Bu sefer genzini yakan yalnızca çürük mandalina kokusu da değildi. Kokunun anlamıydı. 

Ardı arkasına dizilen hıçkırıklar, küçük parmakların sıkıca kavradığı sahibinin bir daha kullanamayacağı kıyafetler, bir daha kullanılmayacak olan o oda ve çilek kokusu. Çürük çilek kokusu. 

Tanıdıklık hissi iç ürperticiydi. Kalabalığın arasından yine tanımadığı bir beden öne atılırken destek olduğu bedeni daha sıkı kavradı. Tanımadığı beden yanlarına yaklaştığında omzunda kendinden geçmiş olan bedeni geriye doğru çekip uzun zamandır kullanmadığı sert bir ses tonuyla, "Kimsin sen?" diye sordu. Karşısındaki adam bu soruyla kısa bir an duraksamış, daha sonra ise soğukkanlılıkla, "Doktorum. Ambulans gelene kadar yardımcı olabilirim." demişti. Taehyung doktorun anlamının tam olarak ne olduğunu bilmese de yardım kelimesi aklını çelmeyi başarmıştı. Bu yüzden her ne kadar istemese de omzundaki bedeni ona teslim etti. 

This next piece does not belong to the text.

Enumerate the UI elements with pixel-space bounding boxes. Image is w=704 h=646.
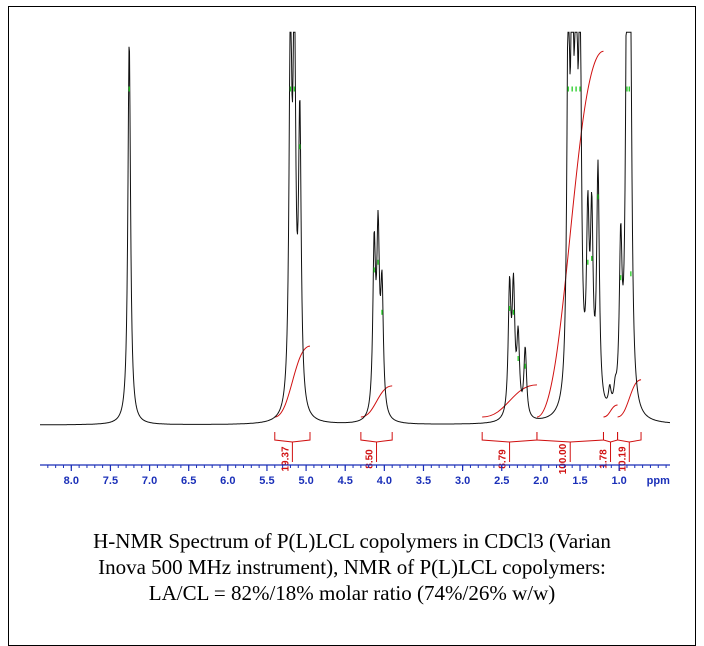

Bir alfa olan adam lideri ondan aldı. Üzerinde oturuyor oldukları koltukta dikkatle geriye yatırdı ve iki parmağıyla liderin boynuna baskı uyguladı. Taehyung onun ne yaptığını bilmiyordu. Tek bildiği, liderin yüzünün her geçen saniye biraz daha solduğuydu. Çürük mandalina kokusu yoğunlaşıyordu ve o ellerini kucağına düşerken, "Ölüyor." diye fısıldadı. Neyse ki uğultuların arasında kimse onun bu fısıltısını duymadı. 

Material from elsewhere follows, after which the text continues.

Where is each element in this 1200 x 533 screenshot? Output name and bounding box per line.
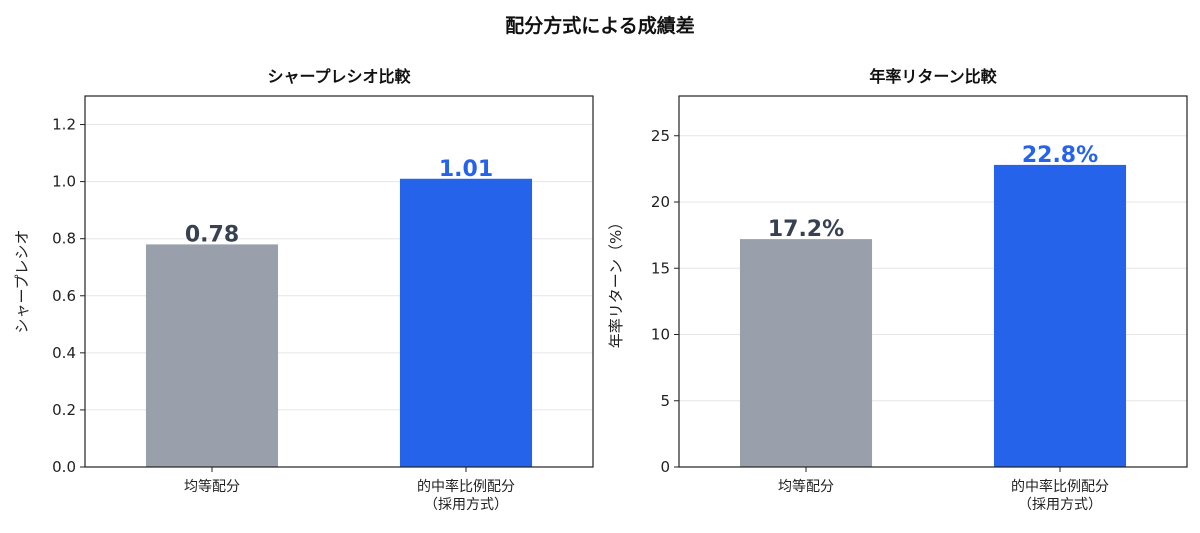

"Onu tanıyor musunuz? Çalışanı mısınız?" Onunla ilgilenen ve doktor denen şey olduğunu söyleyen adam liderin göz kapaklarını kaldırıp gözlerine bakarken sorduğunda Taehyung içine düştüğü farkındalığın dehşetinden irkilerek sıyrıldı ve, "Biraz." dedi. Bu sefer başka bir soru yöneltilmişti. "Görünürde bir şeyi yok gibi gözüküyor fakat nabzı endişe verici. Herhangi bir hastalığı var mıydı?" Adamın onun aksine panik olmaktan uzak olan hali Taehyung'u rahatlatıyordu. Ona bildiği her şeyi anlatabilirmiş gibi hissediyordu. Yine de, bu sorunun cevabı onda yoktu.